The native Plex app does have some issues on the Stream 4K. Because of that I used the Plex app inside Kodi when I was playing test files. Many Files that would not play in the Native Plex app played fine with the Plex app in Kodi. And it had no issues with DTS either. But I was also going to a receiver before the TV. I was not testing the Stream 4K connected directly to the TV and using the ARC.


----------



## fattymcbuckles

My flicker is very random,even after doing some of the recommendations in this thread.One thing I have noticed is that if I leave the box on or in sleep mode,I’ll get a random flicker once in while.If I completely power down/ unplug and restart,no flicker at all after doing this.


----------



## Rickjb

This may or may not be related: I get the flickering in the google "Live Channels" app. The app captures my network tuner (Hdhomerun) and other live streaming apps, like Puto, that you select and places them into a guide. Within the Live Channels app there is a beta app that accomplishes setting up the guide based on your OTA or cable provider. It also accommodates DVR but with the flickering, I cant look at it


----------



## Alex_7

Try changing the HDR setting priority to HDR10 instead of Dolby and change the resolution refresh rate.


----------



## BillyClyde

Rickjb said:


> This may or may not be related: I get the flickering in the google "Live Channels" app. The app captures my network tuner (Hdhomerun) and other live streaming apps, like Puto, that you select and places them into a guide. Within the Live Channels app there is a beta app that accomplishes setting up the guide based on your OTA or cable provider. It also accommodates DVR but with the flickering, I cant look at it


I have the same flickering when using the Channels DVR app. Quite annoying.

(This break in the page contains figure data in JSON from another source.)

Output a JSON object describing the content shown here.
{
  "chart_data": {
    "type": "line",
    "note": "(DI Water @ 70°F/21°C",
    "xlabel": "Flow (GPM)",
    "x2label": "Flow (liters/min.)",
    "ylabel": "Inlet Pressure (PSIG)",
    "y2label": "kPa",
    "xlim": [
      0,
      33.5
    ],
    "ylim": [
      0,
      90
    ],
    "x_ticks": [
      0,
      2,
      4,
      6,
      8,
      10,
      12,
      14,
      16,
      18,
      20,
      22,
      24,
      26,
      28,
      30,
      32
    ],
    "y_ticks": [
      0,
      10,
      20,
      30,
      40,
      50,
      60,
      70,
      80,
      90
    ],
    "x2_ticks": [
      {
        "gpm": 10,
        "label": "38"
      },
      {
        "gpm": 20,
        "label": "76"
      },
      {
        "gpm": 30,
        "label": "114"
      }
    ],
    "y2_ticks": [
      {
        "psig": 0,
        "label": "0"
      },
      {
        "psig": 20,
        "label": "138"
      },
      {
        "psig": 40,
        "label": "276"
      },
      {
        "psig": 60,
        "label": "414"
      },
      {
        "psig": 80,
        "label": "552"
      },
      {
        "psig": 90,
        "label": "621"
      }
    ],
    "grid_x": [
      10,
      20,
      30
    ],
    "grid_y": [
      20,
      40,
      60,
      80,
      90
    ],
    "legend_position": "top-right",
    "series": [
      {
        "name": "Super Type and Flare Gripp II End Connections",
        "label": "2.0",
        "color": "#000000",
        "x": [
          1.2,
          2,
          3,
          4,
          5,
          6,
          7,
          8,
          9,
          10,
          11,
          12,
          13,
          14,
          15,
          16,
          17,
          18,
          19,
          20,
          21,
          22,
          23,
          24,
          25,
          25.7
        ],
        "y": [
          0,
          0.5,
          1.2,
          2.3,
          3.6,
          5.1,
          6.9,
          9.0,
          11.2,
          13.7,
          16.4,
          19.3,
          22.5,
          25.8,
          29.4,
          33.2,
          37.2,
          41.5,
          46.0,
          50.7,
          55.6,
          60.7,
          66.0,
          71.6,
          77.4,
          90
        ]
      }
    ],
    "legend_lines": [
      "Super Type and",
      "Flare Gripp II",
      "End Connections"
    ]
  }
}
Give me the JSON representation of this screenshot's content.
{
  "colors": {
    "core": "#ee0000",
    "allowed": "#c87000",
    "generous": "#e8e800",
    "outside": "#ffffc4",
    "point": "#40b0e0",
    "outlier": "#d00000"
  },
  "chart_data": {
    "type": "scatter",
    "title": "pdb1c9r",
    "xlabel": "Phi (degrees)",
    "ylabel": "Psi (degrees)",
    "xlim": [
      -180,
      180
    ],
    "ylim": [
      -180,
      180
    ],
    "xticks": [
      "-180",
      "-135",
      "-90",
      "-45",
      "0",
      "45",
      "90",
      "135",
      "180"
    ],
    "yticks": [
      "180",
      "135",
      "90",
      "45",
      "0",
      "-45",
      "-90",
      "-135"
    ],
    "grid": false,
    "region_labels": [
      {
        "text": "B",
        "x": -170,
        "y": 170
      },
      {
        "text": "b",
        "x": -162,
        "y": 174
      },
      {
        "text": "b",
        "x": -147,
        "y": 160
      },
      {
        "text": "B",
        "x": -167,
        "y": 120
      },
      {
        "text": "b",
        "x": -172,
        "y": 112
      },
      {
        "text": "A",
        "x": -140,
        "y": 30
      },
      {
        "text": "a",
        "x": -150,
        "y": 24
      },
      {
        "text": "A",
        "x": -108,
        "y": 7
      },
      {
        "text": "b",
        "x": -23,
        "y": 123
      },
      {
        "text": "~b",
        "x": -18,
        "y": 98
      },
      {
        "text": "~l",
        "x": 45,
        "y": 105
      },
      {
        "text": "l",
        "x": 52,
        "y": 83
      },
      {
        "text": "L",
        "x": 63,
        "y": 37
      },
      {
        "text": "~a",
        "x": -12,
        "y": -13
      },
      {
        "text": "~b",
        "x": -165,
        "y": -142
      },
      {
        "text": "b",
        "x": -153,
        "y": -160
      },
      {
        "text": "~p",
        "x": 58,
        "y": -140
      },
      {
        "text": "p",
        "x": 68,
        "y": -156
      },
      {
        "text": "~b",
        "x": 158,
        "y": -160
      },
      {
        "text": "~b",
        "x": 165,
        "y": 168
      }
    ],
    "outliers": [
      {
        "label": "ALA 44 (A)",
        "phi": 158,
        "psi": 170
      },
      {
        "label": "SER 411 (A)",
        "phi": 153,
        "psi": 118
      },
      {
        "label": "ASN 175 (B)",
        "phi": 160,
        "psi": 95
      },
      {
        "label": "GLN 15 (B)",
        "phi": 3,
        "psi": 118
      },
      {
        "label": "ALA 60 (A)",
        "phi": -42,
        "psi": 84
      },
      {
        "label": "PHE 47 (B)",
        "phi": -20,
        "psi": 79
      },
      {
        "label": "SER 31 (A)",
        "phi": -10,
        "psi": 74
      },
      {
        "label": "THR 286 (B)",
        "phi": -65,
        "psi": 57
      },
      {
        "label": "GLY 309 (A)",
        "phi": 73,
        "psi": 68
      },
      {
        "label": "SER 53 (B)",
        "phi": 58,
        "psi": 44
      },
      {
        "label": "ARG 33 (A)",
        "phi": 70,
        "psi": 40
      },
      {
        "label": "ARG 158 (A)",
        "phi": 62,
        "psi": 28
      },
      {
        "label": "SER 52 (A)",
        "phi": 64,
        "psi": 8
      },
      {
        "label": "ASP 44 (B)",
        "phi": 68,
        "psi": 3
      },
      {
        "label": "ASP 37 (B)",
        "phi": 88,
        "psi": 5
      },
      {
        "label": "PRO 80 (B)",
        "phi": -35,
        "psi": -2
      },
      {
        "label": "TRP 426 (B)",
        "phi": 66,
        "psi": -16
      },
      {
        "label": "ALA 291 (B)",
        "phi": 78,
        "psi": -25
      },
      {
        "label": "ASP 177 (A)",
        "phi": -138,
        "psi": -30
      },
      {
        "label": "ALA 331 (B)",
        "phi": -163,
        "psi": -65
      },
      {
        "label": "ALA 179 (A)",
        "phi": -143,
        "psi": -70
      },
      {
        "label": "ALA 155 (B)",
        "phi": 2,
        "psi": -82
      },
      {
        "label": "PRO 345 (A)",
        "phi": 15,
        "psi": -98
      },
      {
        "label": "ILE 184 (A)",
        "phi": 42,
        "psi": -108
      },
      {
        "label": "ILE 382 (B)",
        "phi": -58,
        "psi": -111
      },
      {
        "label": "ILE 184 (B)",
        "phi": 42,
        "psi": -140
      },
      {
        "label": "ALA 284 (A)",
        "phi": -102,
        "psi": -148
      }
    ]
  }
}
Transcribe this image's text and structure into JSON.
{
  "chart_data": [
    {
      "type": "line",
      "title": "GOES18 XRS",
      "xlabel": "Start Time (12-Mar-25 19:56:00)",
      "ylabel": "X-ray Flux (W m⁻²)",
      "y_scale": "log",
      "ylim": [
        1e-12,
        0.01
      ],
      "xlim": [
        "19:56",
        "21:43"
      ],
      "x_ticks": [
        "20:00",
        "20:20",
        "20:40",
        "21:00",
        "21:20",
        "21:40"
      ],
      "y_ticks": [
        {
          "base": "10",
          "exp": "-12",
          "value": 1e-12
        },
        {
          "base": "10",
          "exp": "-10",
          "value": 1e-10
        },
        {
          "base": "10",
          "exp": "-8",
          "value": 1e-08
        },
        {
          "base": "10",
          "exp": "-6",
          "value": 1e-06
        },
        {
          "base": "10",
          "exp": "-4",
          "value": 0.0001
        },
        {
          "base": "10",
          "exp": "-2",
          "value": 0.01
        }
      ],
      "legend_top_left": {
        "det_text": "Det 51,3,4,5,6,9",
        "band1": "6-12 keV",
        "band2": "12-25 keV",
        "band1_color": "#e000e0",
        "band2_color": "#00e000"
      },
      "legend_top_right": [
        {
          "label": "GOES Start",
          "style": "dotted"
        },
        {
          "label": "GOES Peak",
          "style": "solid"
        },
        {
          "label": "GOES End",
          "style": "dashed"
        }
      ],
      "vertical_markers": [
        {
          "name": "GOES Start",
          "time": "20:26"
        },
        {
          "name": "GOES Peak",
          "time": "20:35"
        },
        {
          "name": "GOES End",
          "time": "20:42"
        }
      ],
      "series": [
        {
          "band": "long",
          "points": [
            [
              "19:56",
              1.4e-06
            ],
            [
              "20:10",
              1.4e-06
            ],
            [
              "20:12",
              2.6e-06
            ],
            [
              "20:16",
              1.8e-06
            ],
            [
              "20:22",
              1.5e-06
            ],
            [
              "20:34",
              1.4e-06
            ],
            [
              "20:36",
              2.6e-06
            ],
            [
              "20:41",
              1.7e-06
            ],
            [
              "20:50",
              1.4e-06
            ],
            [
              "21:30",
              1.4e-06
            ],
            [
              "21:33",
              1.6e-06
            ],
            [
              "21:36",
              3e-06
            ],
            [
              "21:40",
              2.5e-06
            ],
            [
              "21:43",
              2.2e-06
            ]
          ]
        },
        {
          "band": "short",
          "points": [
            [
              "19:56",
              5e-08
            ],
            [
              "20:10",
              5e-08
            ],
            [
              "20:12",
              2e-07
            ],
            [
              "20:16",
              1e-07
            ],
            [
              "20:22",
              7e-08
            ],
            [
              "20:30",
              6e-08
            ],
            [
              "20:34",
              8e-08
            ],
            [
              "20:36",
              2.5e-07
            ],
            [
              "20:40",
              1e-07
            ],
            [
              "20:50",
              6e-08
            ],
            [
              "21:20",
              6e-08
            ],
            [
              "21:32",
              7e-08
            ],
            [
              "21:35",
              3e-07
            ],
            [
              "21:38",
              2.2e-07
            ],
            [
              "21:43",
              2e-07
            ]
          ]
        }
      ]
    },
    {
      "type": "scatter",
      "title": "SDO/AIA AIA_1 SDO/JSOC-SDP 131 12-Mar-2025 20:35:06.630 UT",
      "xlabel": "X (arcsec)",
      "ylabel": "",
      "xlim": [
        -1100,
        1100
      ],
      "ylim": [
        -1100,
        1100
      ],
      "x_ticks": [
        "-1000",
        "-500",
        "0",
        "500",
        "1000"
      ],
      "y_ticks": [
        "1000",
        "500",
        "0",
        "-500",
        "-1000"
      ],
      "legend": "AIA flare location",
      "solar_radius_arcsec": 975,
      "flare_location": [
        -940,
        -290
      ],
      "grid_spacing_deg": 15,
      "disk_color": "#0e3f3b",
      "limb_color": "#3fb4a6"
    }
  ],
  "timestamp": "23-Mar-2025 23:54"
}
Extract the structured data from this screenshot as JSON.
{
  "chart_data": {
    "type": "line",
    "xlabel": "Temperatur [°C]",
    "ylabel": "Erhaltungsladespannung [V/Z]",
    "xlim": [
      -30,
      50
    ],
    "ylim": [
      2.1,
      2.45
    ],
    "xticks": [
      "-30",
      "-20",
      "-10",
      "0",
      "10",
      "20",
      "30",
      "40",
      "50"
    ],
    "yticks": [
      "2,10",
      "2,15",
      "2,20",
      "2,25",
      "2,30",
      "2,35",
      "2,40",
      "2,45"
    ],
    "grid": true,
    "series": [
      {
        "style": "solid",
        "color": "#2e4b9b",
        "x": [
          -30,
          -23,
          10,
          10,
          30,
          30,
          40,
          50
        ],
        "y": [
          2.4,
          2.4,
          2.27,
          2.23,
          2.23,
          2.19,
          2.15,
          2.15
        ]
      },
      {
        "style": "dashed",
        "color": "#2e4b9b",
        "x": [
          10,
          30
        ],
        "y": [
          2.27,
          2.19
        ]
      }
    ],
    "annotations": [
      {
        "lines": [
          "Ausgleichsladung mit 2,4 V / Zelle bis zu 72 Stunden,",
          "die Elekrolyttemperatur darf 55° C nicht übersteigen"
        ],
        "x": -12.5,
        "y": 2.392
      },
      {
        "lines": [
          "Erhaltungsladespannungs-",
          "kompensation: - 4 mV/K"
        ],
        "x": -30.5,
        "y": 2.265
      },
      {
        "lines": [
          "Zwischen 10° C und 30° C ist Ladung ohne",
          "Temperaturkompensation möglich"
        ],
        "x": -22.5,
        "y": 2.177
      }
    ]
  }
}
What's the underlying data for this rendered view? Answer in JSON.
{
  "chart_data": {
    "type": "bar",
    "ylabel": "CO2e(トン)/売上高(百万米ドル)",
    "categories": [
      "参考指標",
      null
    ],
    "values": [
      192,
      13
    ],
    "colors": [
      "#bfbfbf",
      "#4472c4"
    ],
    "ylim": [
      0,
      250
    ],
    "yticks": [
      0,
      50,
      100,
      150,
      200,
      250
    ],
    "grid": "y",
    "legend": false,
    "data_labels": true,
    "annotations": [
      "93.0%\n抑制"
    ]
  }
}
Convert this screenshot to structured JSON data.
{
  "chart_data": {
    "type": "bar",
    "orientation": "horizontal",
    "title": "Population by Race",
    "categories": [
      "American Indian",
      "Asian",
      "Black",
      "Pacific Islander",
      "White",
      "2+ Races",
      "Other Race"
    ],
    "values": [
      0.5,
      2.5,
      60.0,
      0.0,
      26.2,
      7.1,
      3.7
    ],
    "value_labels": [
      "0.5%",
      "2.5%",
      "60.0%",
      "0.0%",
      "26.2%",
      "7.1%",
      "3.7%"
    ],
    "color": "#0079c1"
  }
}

I also get skipping ahead while playing. I have to stop the playback and start it again. It's almost as if the buffer gets too full and starts dumping content. After I stop and restart it plays the skipped portion just fine, so it isn't the video file itself.


----------



## XRaiderV17

I too am seeing this...I reboot the device and it cooperates, but the minute I turn off my tv, I'll end up rebooting the TS4K as it'll flicker non stop otherwise.


----------